PG&E and other utility companies are warning customers about the increasing amount of online and in-person scams during Utility Scam Awareness Week, held this week nationwide by Utilities United Against Scams.
During the months of September and October, PG&E said it saw a 65 percent increase in reported scams. In response, the company joined a coalition of 145 U.S and Canadian utility companies that have been raising awareness of common and new scam tactics amid the COVID-19 pandemic.
“Scammers have not shown compassion for small businesses and private citizens enduring the trying circumstances of the last two years,” said Jared Lawrence, UUAS founder, in a statement. “In fact, they have intensified their criminal activity with high pressure tactics and increasing use of technology. For that reason, utilities continue to unite to combat scammers by spreading awareness and are working with telecom partners to remove access to phone lines and encouraging policymakers to adopt stronger public protections.”
“If an email, visit to your home or phone call doesn’t feel right, don’t fall for it. Delete it, shut the door or hang up. And, as a reminder, PG&E will never ask for your financial information over the phone or via email.”Chris Zenner, PG&E
PG&E reminds residents that it will not send a notification to customers within an hour of a service interruption, and they will not ask for any sort of third party payment, like gift cards or cryptocurrency.
“Scammers are constantly changing their tactics and tricks, so awareness and reporting are more important than ever. All of us have to continue to evolve our safeguards and approaches to keeping our customers safe,” said Chris Zenner, vice president of PG&E’s residential services and digital channels, in a statement. “If an email, visit to your home or phone call doesn’t feel right, don’t fall for it. Delete it, shut the door or hang up. And, as a reminder, PG&E will never ask for your financial information over the phone or via email.”
PG&E also noted that scammers have increasingly called, texted and emailed customers during the COVID-19 pandemic, specifically adding pressure onto vulnerable populations like senior citizens and low-income neighborhoods.
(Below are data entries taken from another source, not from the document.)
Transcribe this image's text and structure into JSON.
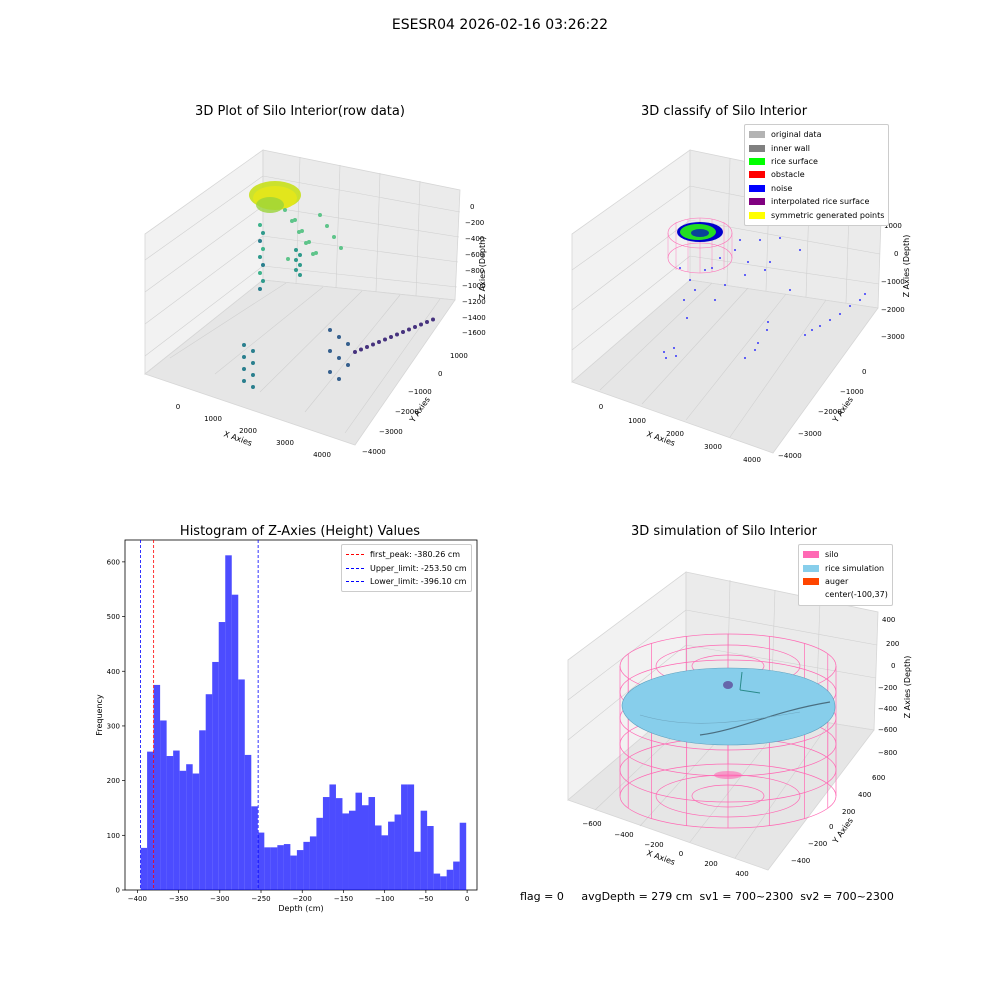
{
  "suptitle": "ESESR04 2026-02-16 03:26:22",
  "panels": {
    "raw": {
      "title": "3D Plot of Silo Interior(row data)",
      "xlabel": "X Axies",
      "ylabel": "Y Axies",
      "zlabel": "Z Axies (Depth)",
      "xticks": [
        "0",
        "1000",
        "2000",
        "3000",
        "4000"
      ],
      "yticks": [
        "1000",
        "0",
        "−1000",
        "−2000",
        "−3000",
        "−4000"
      ],
      "zticks": [
        "0",
        "−200",
        "−400",
        "−600",
        "−800",
        "−1000",
        "−1200",
        "−1400",
        "−1600"
      ]
    },
    "classify": {
      "title": "3D classify of Silo Interior",
      "xlabel": "X Axies",
      "ylabel": "Y Axies",
      "zlabel": "Z Axies (Depth)",
      "xticks": [
        "0",
        "1000",
        "2000",
        "3000",
        "4000"
      ],
      "yticks": [
        "0",
        "−1000",
        "−2000",
        "−3000",
        "−4000"
      ],
      "zticks": [
        "1000",
        "0",
        "−1000",
        "−2000",
        "−3000"
      ],
      "legend": [
        {
          "label": "original data",
          "color": "#b3b3b3"
        },
        {
          "label": "inner wall",
          "color": "#808080"
        },
        {
          "label": "rice surface",
          "color": "#00ff00"
        },
        {
          "label": "obstacle",
          "color": "#ff0000"
        },
        {
          "label": "noise",
          "color": "#0000ff"
        },
        {
          "label": "interpolated rice surface",
          "color": "#800080"
        },
        {
          "label": "symmetric generated points",
          "color": "#ffff00"
        }
      ]
    },
    "simulation": {
      "title": "3D simulation of Silo Interior",
      "xlabel": "X Axies",
      "ylabel": "Y Axies",
      "zlabel": "Z Axies (Depth)",
      "xticks": [
        "−600",
        "−400",
        "−200",
        "0",
        "200",
        "400"
      ],
      "yticks": [
        "600",
        "400",
        "200",
        "0",
        "−200",
        "−400"
      ],
      "zticks": [
        "400",
        "200",
        "0",
        "−200",
        "−400",
        "−600",
        "−800"
      ],
      "legend": [
        {
          "label": "silo",
          "color": "#ff69b4"
        },
        {
          "label": "rice simulation",
          "color": "#87ceeb"
        },
        {
          "label": "auger",
          "color": "#ff4500"
        },
        {
          "label": "center(-100,37)",
          "color": ""
        }
      ]
    }
  },
  "footer": "flag = 0     avgDepth = 279 cm  sv1 = 700~2300  sv2 = 700~2300",
  "chart_data": {
    "type": "bar",
    "title": "Histogram of Z-Axies (Height) Values",
    "xlabel": "Depth (cm)",
    "ylabel": "Frequency",
    "xlim": [
      -415,
      12
    ],
    "ylim": [
      0,
      640
    ],
    "bar_color": "#0000ff",
    "bar_alpha": 0.7,
    "bin_start": -396.1,
    "bin_width": 7.9,
    "values": [
      77,
      253,
      375,
      310,
      245,
      255,
      218,
      230,
      213,
      292,
      358,
      417,
      490,
      612,
      540,
      385,
      247,
      153,
      105,
      78,
      78,
      82,
      84,
      63,
      73,
      88,
      98,
      132,
      170,
      193,
      168,
      140,
      145,
      178,
      155,
      170,
      118,
      100,
      125,
      138,
      193,
      193,
      70,
      145,
      117,
      30,
      25,
      37,
      52,
      123
    ],
    "xticks": [
      -400,
      -350,
      -300,
      -250,
      -200,
      -150,
      -100,
      -50,
      0
    ],
    "yticks": [
      0,
      100,
      200,
      300,
      400,
      500,
      600
    ],
    "vlines": [
      {
        "label": "first_peak: -380.26 cm",
        "x": -380.26,
        "color": "#ff0000"
      },
      {
        "label": "Upper_limit: -253.50 cm",
        "x": -253.5,
        "color": "#0000ff"
      },
      {
        "label": "Lower_limit: -396.10 cm",
        "x": -396.1,
        "color": "#0000ff"
      }
    ]
  }
}
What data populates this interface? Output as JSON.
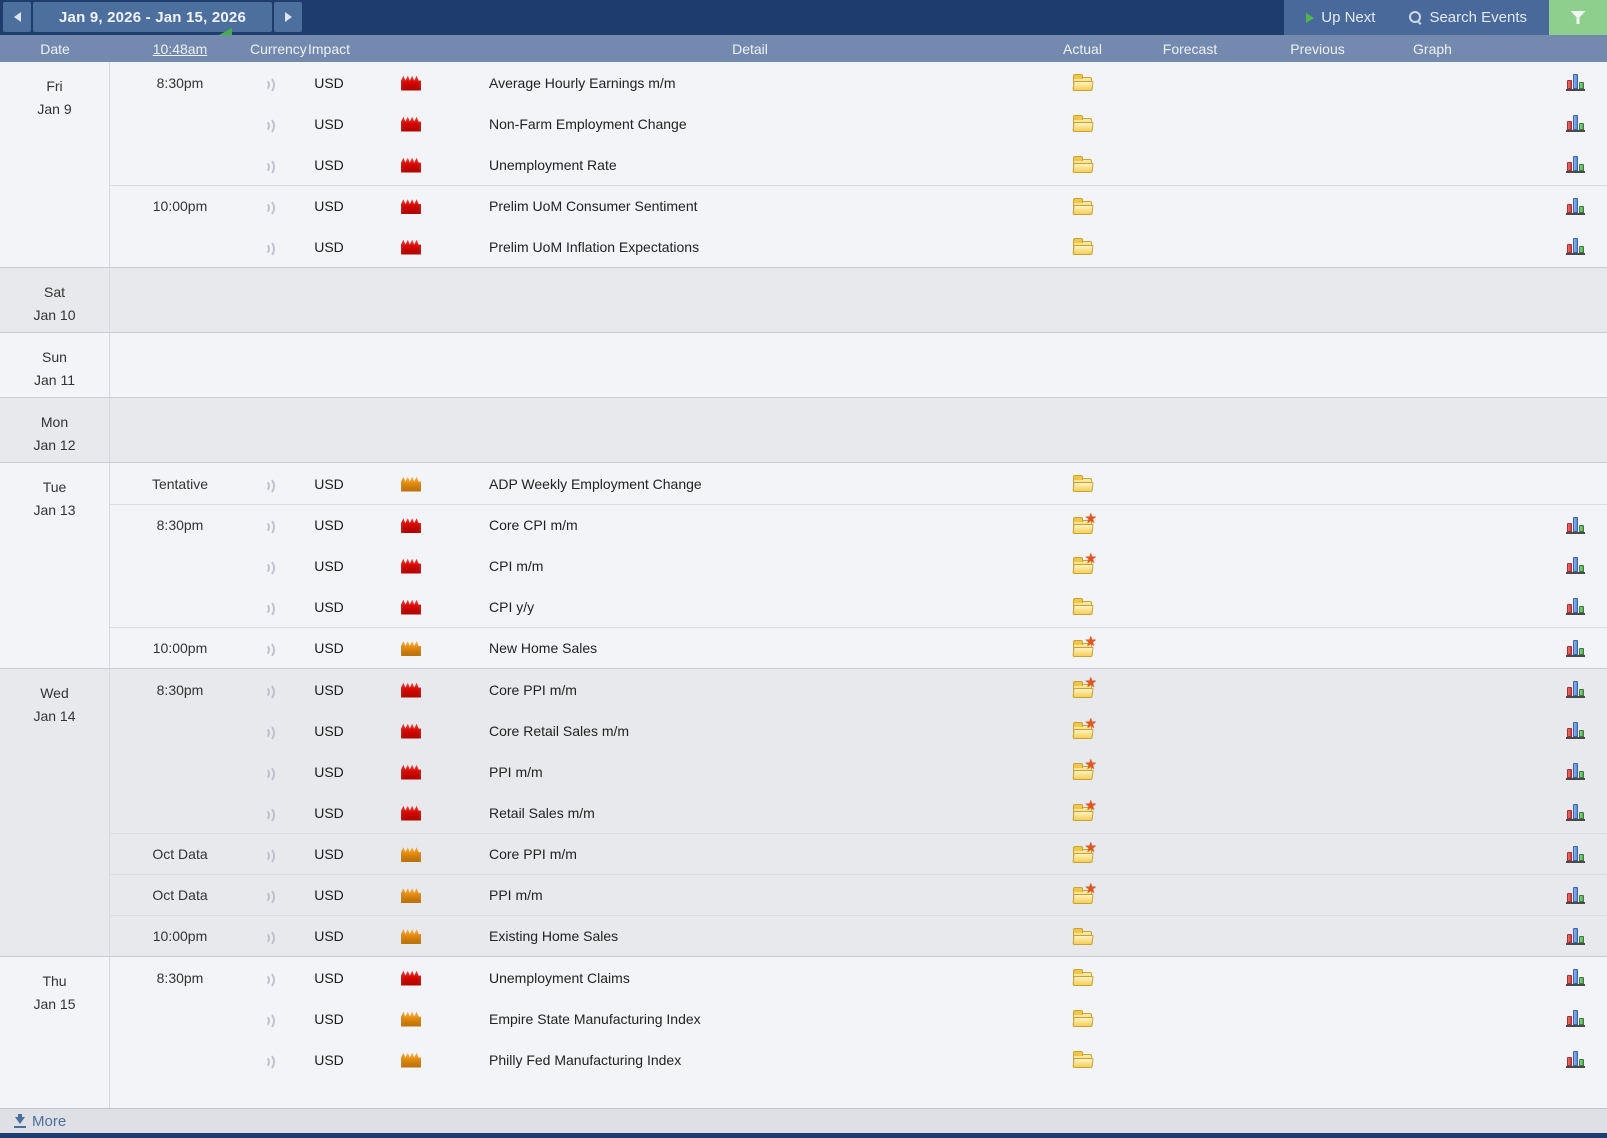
{
  "topbar": {
    "date_range": "Jan 9, 2026 - Jan 15, 2026",
    "up_next_label": "Up Next",
    "search_label": "Search Events"
  },
  "header": {
    "date": "Date",
    "time": "10:48am",
    "currency": "Currency",
    "impact": "Impact",
    "detail": "Detail",
    "actual": "Actual",
    "forecast": "Forecast",
    "previous": "Previous",
    "graph": "Graph"
  },
  "colors": {
    "impact_high": "#e20800",
    "impact_medium": "#f0920e",
    "accent_green": "#52b552",
    "filter_button_green": "#8ecf8e",
    "topbar_navy": "#1e3c6e",
    "header_blue": "#7389ae"
  },
  "calendar": {
    "days": [
      {
        "label": "Fri",
        "date": "Jan 9",
        "events": [
          {
            "time": "8:30pm",
            "new_group": true,
            "currency": "USD",
            "impact": "high",
            "name": "Average Hourly Earnings m/m",
            "detail": "folder",
            "graph": true,
            "actual": "",
            "forecast": "",
            "previous": ""
          },
          {
            "time": "",
            "new_group": false,
            "currency": "USD",
            "impact": "high",
            "name": "Non-Farm Employment Change",
            "detail": "folder",
            "graph": true,
            "actual": "",
            "forecast": "",
            "previous": ""
          },
          {
            "time": "",
            "new_group": false,
            "currency": "USD",
            "impact": "high",
            "name": "Unemployment Rate",
            "detail": "folder",
            "graph": true,
            "actual": "",
            "forecast": "",
            "previous": ""
          },
          {
            "time": "10:00pm",
            "new_group": true,
            "currency": "USD",
            "impact": "high",
            "name": "Prelim UoM Consumer Sentiment",
            "detail": "folder",
            "graph": true,
            "actual": "",
            "forecast": "",
            "previous": ""
          },
          {
            "time": "",
            "new_group": false,
            "currency": "USD",
            "impact": "high",
            "name": "Prelim UoM Inflation Expectations",
            "detail": "folder",
            "graph": true,
            "actual": "",
            "forecast": "",
            "previous": ""
          }
        ]
      },
      {
        "label": "Sat",
        "date": "Jan 10",
        "events": []
      },
      {
        "label": "Sun",
        "date": "Jan 11",
        "events": []
      },
      {
        "label": "Mon",
        "date": "Jan 12",
        "events": []
      },
      {
        "label": "Tue",
        "date": "Jan 13",
        "events": [
          {
            "time": "Tentative",
            "new_group": true,
            "currency": "USD",
            "impact": "medium",
            "name": "ADP Weekly Employment Change",
            "detail": "folder",
            "graph": false,
            "actual": "",
            "forecast": "",
            "previous": ""
          },
          {
            "time": "8:30pm",
            "new_group": true,
            "currency": "USD",
            "impact": "high",
            "name": "Core CPI m/m",
            "detail": "folder-star",
            "graph": true,
            "actual": "",
            "forecast": "",
            "previous": ""
          },
          {
            "time": "",
            "new_group": false,
            "currency": "USD",
            "impact": "high",
            "name": "CPI m/m",
            "detail": "folder-star",
            "graph": true,
            "actual": "",
            "forecast": "",
            "previous": ""
          },
          {
            "time": "",
            "new_group": false,
            "currency": "USD",
            "impact": "high",
            "name": "CPI y/y",
            "detail": "folder",
            "graph": true,
            "actual": "",
            "forecast": "",
            "previous": ""
          },
          {
            "time": "10:00pm",
            "new_group": true,
            "currency": "USD",
            "impact": "medium",
            "name": "New Home Sales",
            "detail": "folder-star",
            "graph": true,
            "actual": "",
            "forecast": "",
            "previous": ""
          }
        ]
      },
      {
        "label": "Wed",
        "date": "Jan 14",
        "events": [
          {
            "time": "8:30pm",
            "new_group": true,
            "currency": "USD",
            "impact": "high",
            "name": "Core PPI m/m",
            "detail": "folder-star",
            "graph": true,
            "actual": "",
            "forecast": "",
            "previous": ""
          },
          {
            "time": "",
            "new_group": false,
            "currency": "USD",
            "impact": "high",
            "name": "Core Retail Sales m/m",
            "detail": "folder-star",
            "graph": true,
            "actual": "",
            "forecast": "",
            "previous": ""
          },
          {
            "time": "",
            "new_group": false,
            "currency": "USD",
            "impact": "high",
            "name": "PPI m/m",
            "detail": "folder-star",
            "graph": true,
            "actual": "",
            "forecast": "",
            "previous": ""
          },
          {
            "time": "",
            "new_group": false,
            "currency": "USD",
            "impact": "high",
            "name": "Retail Sales m/m",
            "detail": "folder-star",
            "graph": true,
            "actual": "",
            "forecast": "",
            "previous": ""
          },
          {
            "time": "Oct Data",
            "new_group": true,
            "currency": "USD",
            "impact": "medium",
            "name": "Core PPI m/m",
            "detail": "folder-star",
            "graph": true,
            "actual": "",
            "forecast": "",
            "previous": ""
          },
          {
            "time": "Oct Data",
            "new_group": true,
            "currency": "USD",
            "impact": "medium",
            "name": "PPI m/m",
            "detail": "folder-star",
            "graph": true,
            "actual": "",
            "forecast": "",
            "previous": ""
          },
          {
            "time": "10:00pm",
            "new_group": true,
            "currency": "USD",
            "impact": "medium",
            "name": "Existing Home Sales",
            "detail": "folder",
            "graph": true,
            "actual": "",
            "forecast": "",
            "previous": ""
          }
        ]
      },
      {
        "label": "Thu",
        "date": "Jan 15",
        "events": [
          {
            "time": "8:30pm",
            "new_group": true,
            "currency": "USD",
            "impact": "high",
            "name": "Unemployment Claims",
            "detail": "folder",
            "graph": true,
            "actual": "",
            "forecast": "",
            "previous": ""
          },
          {
            "time": "",
            "new_group": false,
            "currency": "USD",
            "impact": "medium",
            "name": "Empire State Manufacturing Index",
            "detail": "folder",
            "graph": true,
            "actual": "",
            "forecast": "",
            "previous": ""
          },
          {
            "time": "",
            "new_group": false,
            "currency": "USD",
            "impact": "medium",
            "name": "Philly Fed Manufacturing Index",
            "detail": "folder",
            "graph": true,
            "actual": "",
            "forecast": "",
            "previous": ""
          }
        ]
      }
    ]
  },
  "footer": {
    "more_label": "More"
  }
}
Though scamming has increased, there are signs residents can look out for. A scammer may threaten a utility shutoff without instant payment, or may say that PG&E owes the customer a refund. The scammer will then ask them to buy a prepaid debt card or gift card or provide their credit card information to access the card’s funds.
PG&E customers with overdue bills will only receive a shutoff notification in the mail in their monthly bill, and they will never require a specific payment method to pay a bill, the company said.
The utility company also recommends members sign up for an online account to check their payments and receive paperless bills.
Customers can call PG&E at 800-743-5000 if they feel they have run into a scam, or call 911 if they are in immediate, physical danger. Victims of fraud or those threatened during a scam should call their local law enforcement.
More information on scams can be found on the PG&E website, or via Utilities United Against Scams.